Furthermore, extract treatment did not reduce body weight but hindered maternal body weight gain. These results strongly indicate that P. guineense seeds consumption during pregnancy can result in negative consequences. These negative effects may be due to the phytochemical constituents that are present in the plant extract which may be toxic to reproductive structures like tannins and alkaloids3,22,23. In an earlier study, Piper guineense was reported to prevent pregnancy in mice completely24. In that study, the extract was administered to both sexes of animals for 21 days while being mated and at the end of the study period no pregnancy occurred in all extract treated female mice.
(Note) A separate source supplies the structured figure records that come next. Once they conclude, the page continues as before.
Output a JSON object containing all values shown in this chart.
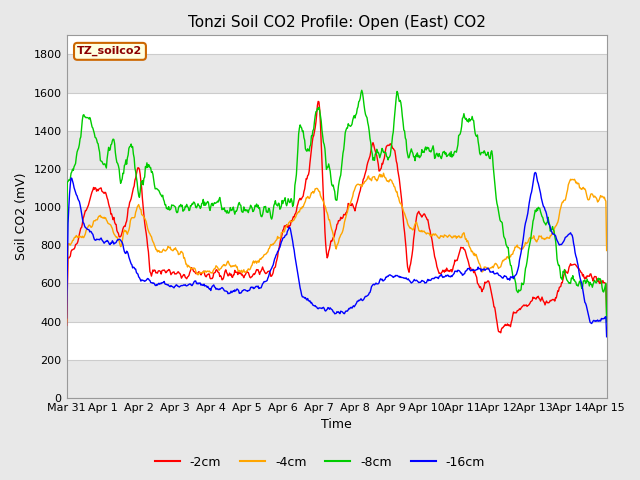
{
  "title": "Tonzi Soil CO2 Profile: Open (East) CO2",
  "ylabel": "Soil CO2 (mV)",
  "xlabel": "Time",
  "legend_label": "TZ_soilco2",
  "ylim": [
    0,
    1900
  ],
  "yticks": [
    0,
    200,
    400,
    600,
    800,
    1000,
    1200,
    1400,
    1600,
    1800
  ],
  "background_color": "#e8e8e8",
  "plot_bg_color": "#ffffff",
  "grid_color": "#d0d0d0",
  "series_colors": {
    "-2cm": "#ff0000",
    "-4cm": "#ffa500",
    "-8cm": "#00cc00",
    "-16cm": "#0000ff"
  },
  "legend_entries": [
    "-2cm",
    "-4cm",
    "-8cm",
    "-16cm"
  ],
  "x_tick_labels": [
    "Mar 31",
    "Apr 1",
    "Apr 2",
    "Apr 3",
    "Apr 4",
    "Apr 5",
    "Apr 6",
    "Apr 7",
    "Apr 8",
    "Apr 9",
    "Apr 10",
    "Apr 11",
    "Apr 12",
    "Apr 13",
    "Apr 14",
    "Apr 15"
  ],
  "title_fontsize": 11,
  "label_fontsize": 9,
  "tick_fontsize": 8,
  "linewidth": 1.0,
  "figsize": [
    6.4,
    4.8
  ],
  "dpi": 100
}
This supports the findings of this study, which indicate that the plant is capable of having negative influence on female reproductive activity in experimental animals.
CONCLUSION
Piper guineense seed extract treatment to pregnant rats altered maternal and fetal indices negatively which were characteristic of abortifacient activity. Number and birth weight of fetuses of extract administrated mothers were reduced and there was high percentage of still births which was absent in fetuses of the mothers that did not receive extract. Extract treatment equally induced resorption of pregnancy and inhibited body weight gain of mothers, suggesting that Piper guineense seed is capable of inducing abortion and affect maternal health in rats. The limitation of this study includes non-characterization of the active principles of the plant extract which can be considered in future studies. In addition, elucidating the mechanism of abortifacient activity of the plant is a possible concern of future studies.
SIGNIFICANCE STATEMENT
This study has demonstrated that treatment with ethanol extract of Piper guineense seeds to pregnant rats affects pregnancy outcome negatively in the animals. This study will provide baseline data to help the researcher effectively probe the active principles of the plant extract responsible for the activity. The study will also give a lead to the researcher to unravel the mechanism of action.
ACKNOWLEDGMENTS
Authors thank the laboratory staff of Department of Experimental Pharmacology and Toxicology, University of Port Harcourt, Nigeria for providing technical assistance.